12. Little Care

136 28 34
                                    

Terlalu indah untuk hati yang cepat kalah



Pengerjapan mata sekali langsung dihadapkan dengan sebuah poster kesehatan dan protokol masa pandemi. Menoleh ke kanan mendapati dinding putih dan brankar lainnya. Saat menatap ke kiri, samar matanya menangkap perawakan gadis yang sungguh tak asing.

"M-mel?" lirih Jingga, masih bingung untuk alasan apa dia berada di sana.

Ia mengerjab-ngerjab, sedang wanita di samping malah berkutit dengan buku bersampul hukum newton.

"Lu  udah bangun? Gua mau masuk kelas." Dengan penatapan tajam, Melodi hendak beranjak, ia ketinggalan satu jam mata pelajaran lagi sebab diamanahkan menjaga Jingga di sini oleh penjaga UKS.

Dengan tubuh masih kekurangan tenaga dan lemas tanpa energi tersuplai cukup, Jingga menyambar jemari Melodi, sontak saja yang dipegang tangannya reflek melepas, membuat anak jentera milik Jingga yang bahkan terasa dingin terkulai sembarangan.

"Apa?!"

"J-jangan pergi!"

"Gua udah ketinggalan mata pelajaran kedua, Jingga!'

Deg

Pertama kalinya telinga Jingga menangkap namanya terlontar sangat jelas oleh mulut wanita yang sangat dingin perangainya.

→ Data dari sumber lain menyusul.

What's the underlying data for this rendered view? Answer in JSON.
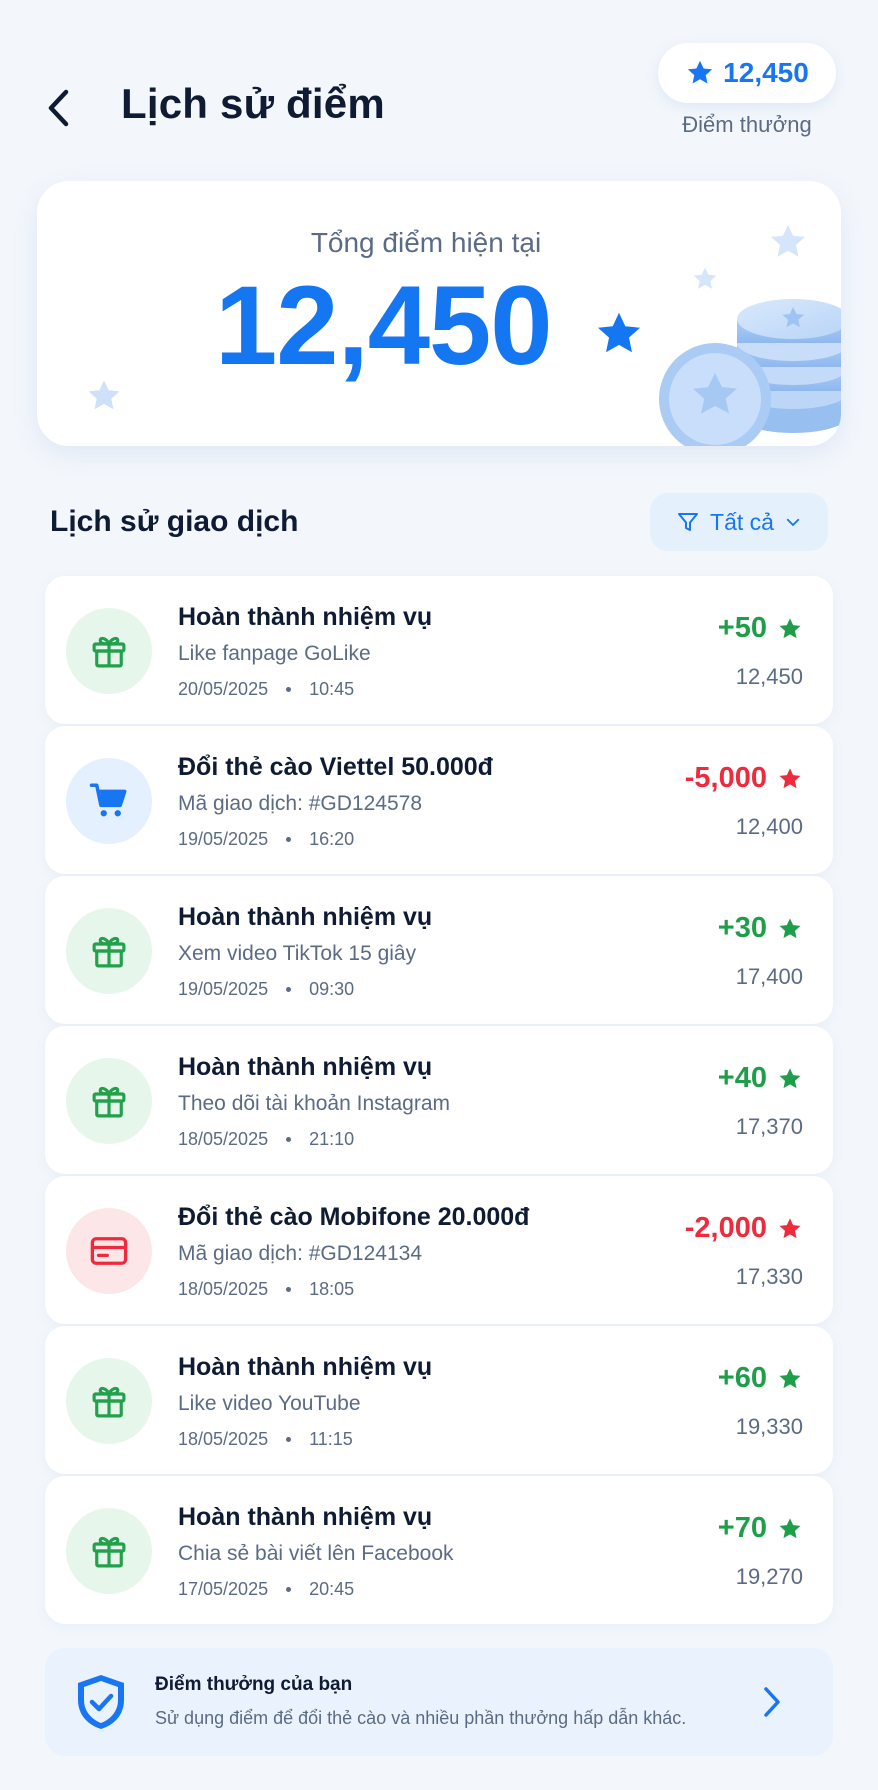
{
  "header": {
    "title": "Lịch sử điểm",
    "points_value": "12,450",
    "points_caption": "Điểm thưởng",
    "accent_color": "#1976f2"
  },
  "summary": {
    "label": "Tổng điểm hiện tại",
    "value": "12,450"
  },
  "section": {
    "title": "Lịch sử giao dịch",
    "filter_label": "Tất cả"
  },
  "transactions": [
    {
      "type": "earn",
      "icon": "gift-icon",
      "title": "Hoàn thành nhiệm vụ",
      "subtitle": "Like fanpage GoLike",
      "date": "20/05/2025",
      "time": "10:45",
      "amount": "+50",
      "balance": "12,450"
    },
    {
      "type": "spend",
      "icon": "cart-icon",
      "title": "Đổi thẻ cào Viettel 50.000đ",
      "subtitle": "Mã giao dịch: #GD124578",
      "date": "19/05/2025",
      "time": "16:20",
      "amount": "-5,000",
      "balance": "12,400"
    },
    {
      "type": "earn",
      "icon": "gift-icon",
      "title": "Hoàn thành nhiệm vụ",
      "subtitle": "Xem video TikTok 15 giây",
      "date": "19/05/2025",
      "time": "09:30",
      "amount": "+30",
      "balance": "17,400"
    },
    {
      "type": "earn",
      "icon": "gift-icon",
      "title": "Hoàn thành nhiệm vụ",
      "subtitle": "Theo dõi tài khoản Instagram",
      "date": "18/05/2025",
      "time": "21:10",
      "amount": "+40",
      "balance": "17,370"
    },
    {
      "type": "spend",
      "icon": "card-icon",
      "title": "Đổi thẻ cào Mobifone 20.000đ",
      "subtitle": "Mã giao dịch: #GD124134",
      "date": "18/05/2025",
      "time": "18:05",
      "amount": "-2,000",
      "balance": "17,330"
    },
    {
      "type": "earn",
      "icon": "gift-icon",
      "title": "Hoàn thành nhiệm vụ",
      "subtitle": "Like video YouTube",
      "date": "18/05/2025",
      "time": "11:15",
      "amount": "+60",
      "balance": "19,330"
    },
    {
      "type": "earn",
      "icon": "gift-icon",
      "title": "Hoàn thành nhiệm vụ",
      "subtitle": "Chia sẻ bài viết lên Facebook",
      "date": "17/05/2025",
      "time": "20:45",
      "amount": "+70",
      "balance": "19,270"
    }
  ],
  "footer": {
    "title": "Điểm thưởng của bạn",
    "subtitle": "Sử dụng điểm để đổi thẻ cào và nhiều phần thưởng hấp dẫn khác."
  },
  "colors": {
    "positive": "#1f9e4a",
    "negative": "#ee2b3c",
    "primary": "#1476f0"
  }
}
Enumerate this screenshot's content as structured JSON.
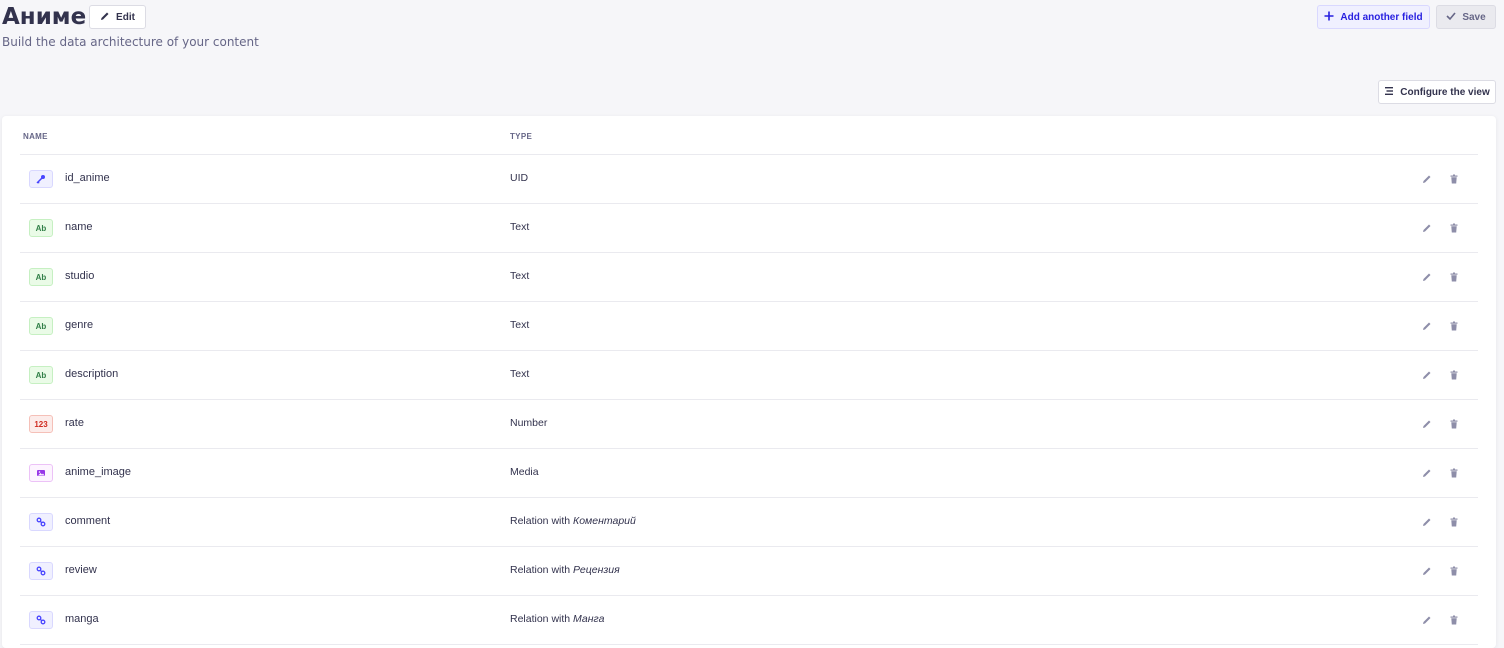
{
  "header": {
    "title": "Аниме",
    "edit_label": "Edit",
    "subtitle": "Build the data architecture of your content",
    "add_field_label": "Add another field",
    "save_label": "Save",
    "configure_label": "Configure the view"
  },
  "table": {
    "columns": [
      "NAME",
      "TYPE"
    ],
    "rows": [
      {
        "badge": "",
        "name": "id_anime",
        "type": "UID",
        "relation_target": ""
      },
      {
        "badge": "Ab",
        "name": "name",
        "type": "Text",
        "relation_target": ""
      },
      {
        "badge": "Ab",
        "name": "studio",
        "type": "Text",
        "relation_target": ""
      },
      {
        "badge": "Ab",
        "name": "genre",
        "type": "Text",
        "relation_target": ""
      },
      {
        "badge": "Ab",
        "name": "description",
        "type": "Text",
        "relation_target": ""
      },
      {
        "badge": "123",
        "name": "rate",
        "type": "Number",
        "relation_target": ""
      },
      {
        "badge": "",
        "name": "anime_image",
        "type": "Media",
        "relation_target": ""
      },
      {
        "badge": "",
        "name": "comment",
        "type": "Relation with ",
        "relation_target": "Коментарий"
      },
      {
        "badge": "",
        "name": "review",
        "type": "Relation with ",
        "relation_target": "Рецензия"
      },
      {
        "badge": "",
        "name": "manga",
        "type": "Relation with ",
        "relation_target": "Манга"
      }
    ]
  },
  "colors": {
    "primary": "#4945ff",
    "text": "#32324d",
    "muted": "#666687"
  }
}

Membuat yang jantung yang gusar semakin tak karuan. Sederhana yang langka.

"Haus. Minta air boleh?"

Melodi menghela nafas lalu memutar mata ke atas. Dia melangkah malas menuju lemari di dalam UKS, mengambil sebotol air mineral, menyodorkan pada Jingga.

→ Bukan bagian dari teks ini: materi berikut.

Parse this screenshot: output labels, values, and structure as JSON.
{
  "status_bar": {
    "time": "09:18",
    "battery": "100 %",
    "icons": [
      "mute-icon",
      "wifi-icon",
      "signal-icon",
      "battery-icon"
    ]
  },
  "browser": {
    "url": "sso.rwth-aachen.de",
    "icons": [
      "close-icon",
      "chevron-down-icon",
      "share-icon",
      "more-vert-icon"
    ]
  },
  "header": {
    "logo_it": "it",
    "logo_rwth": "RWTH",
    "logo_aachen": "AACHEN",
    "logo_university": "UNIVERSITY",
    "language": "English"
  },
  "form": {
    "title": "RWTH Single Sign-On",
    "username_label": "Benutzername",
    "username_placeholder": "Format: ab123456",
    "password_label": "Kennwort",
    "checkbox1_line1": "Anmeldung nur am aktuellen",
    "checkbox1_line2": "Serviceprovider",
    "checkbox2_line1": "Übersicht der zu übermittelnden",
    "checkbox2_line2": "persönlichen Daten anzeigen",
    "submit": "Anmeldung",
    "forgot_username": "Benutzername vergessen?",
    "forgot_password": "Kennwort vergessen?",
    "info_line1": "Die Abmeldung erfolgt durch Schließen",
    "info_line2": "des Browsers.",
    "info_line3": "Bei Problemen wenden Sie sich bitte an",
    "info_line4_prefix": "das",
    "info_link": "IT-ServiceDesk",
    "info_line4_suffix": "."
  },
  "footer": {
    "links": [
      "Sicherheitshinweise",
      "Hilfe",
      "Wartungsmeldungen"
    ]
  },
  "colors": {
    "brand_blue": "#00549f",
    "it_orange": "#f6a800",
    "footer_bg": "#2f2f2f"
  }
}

"Terima kasih!"ujar Jingga sembari melontar senyum termanis yang dimiliki.

Ia bersusah payah merubah posisi, setelah menguras sedikitt tenaga yang hampir habis, posisi duduk akhirnya berhasil tergapai. Lalu beralih menatap botol mineral. Ia berusaha memutar tutup botol, namun jemarinya yang masih lemas bagai tak tersuplai darah, malah membuat usahanya gagal. Atas beberapa percobaan ia lakukan, namun yang ada bibirnya malah memucat.

Melodi beralih pandang, dari buku menuju Jingga. Niat hendak pergi terurung sudah. Ia menduduki sebuah kursi di samping brankar, meraih botol minuman itu tanpa meminta izin pemiliknya. lalu membuka itu untuk Jingga.

Saat botol diserahkan kembali pada Jingga, tentu saja perasaan lelaki itu takkan tinggal diam. Senyumnya tak tertahan di balik bibir yang pasi, matanya secerah nabastala yang baru saja mendekap pelangi, dan perasaannya meraup rakus emosi hati. Hal kecil berkesan besar merasuk diri.

"Terima kasih!" Tanpa mengalihkan sorotan mata dari Melodi, ia membasahi kerongkongan.

Mengetahui bahwa wanita di depan sudah menolongnya sebelum kesadaran menghilang. Ia ingat sebuah alasan yang mendorongnya masuk ruang kesehatan.

"Gua mau pergi!"

Sebuah kekagetan bagi Jingga saat pernyataan tersebut terlontar. Bahkan sebelum ia menyelesaikan sesi pelegaan terhadap kerongkongan.

"MEL!" Ia tak mampu menggapai jemari Melodi, ia hanya mampu meneriakkan nama gadis itu dengan nada yang sedikit meninggi.

"Mel, jangan pergi dulu!"

Melodi tak peduli, ia berjalan lurus meninggalkan Jingga. Cukup pelajaran fisika ia tertinggal, jangann sampai kelewatan lagi mapel kedua.

"Mel, gua butuh lo! Mel!"

Tak ada tanggapan. Tentu saja Melodi sudah menahan diri sejak tadi. Ia menunggu Jingga terbangun untuk waktu yang tak terbilang sebentar.

Jingga mendengar ruangan senyap.  Ia takkan betah di sana tanpa seseorang,. Bermodal nekat melawan raga yang masih butuh pengumpulan energi lebih banyak, kaki jenjang itu dipaksa turun dari brankar oleh sang tuan.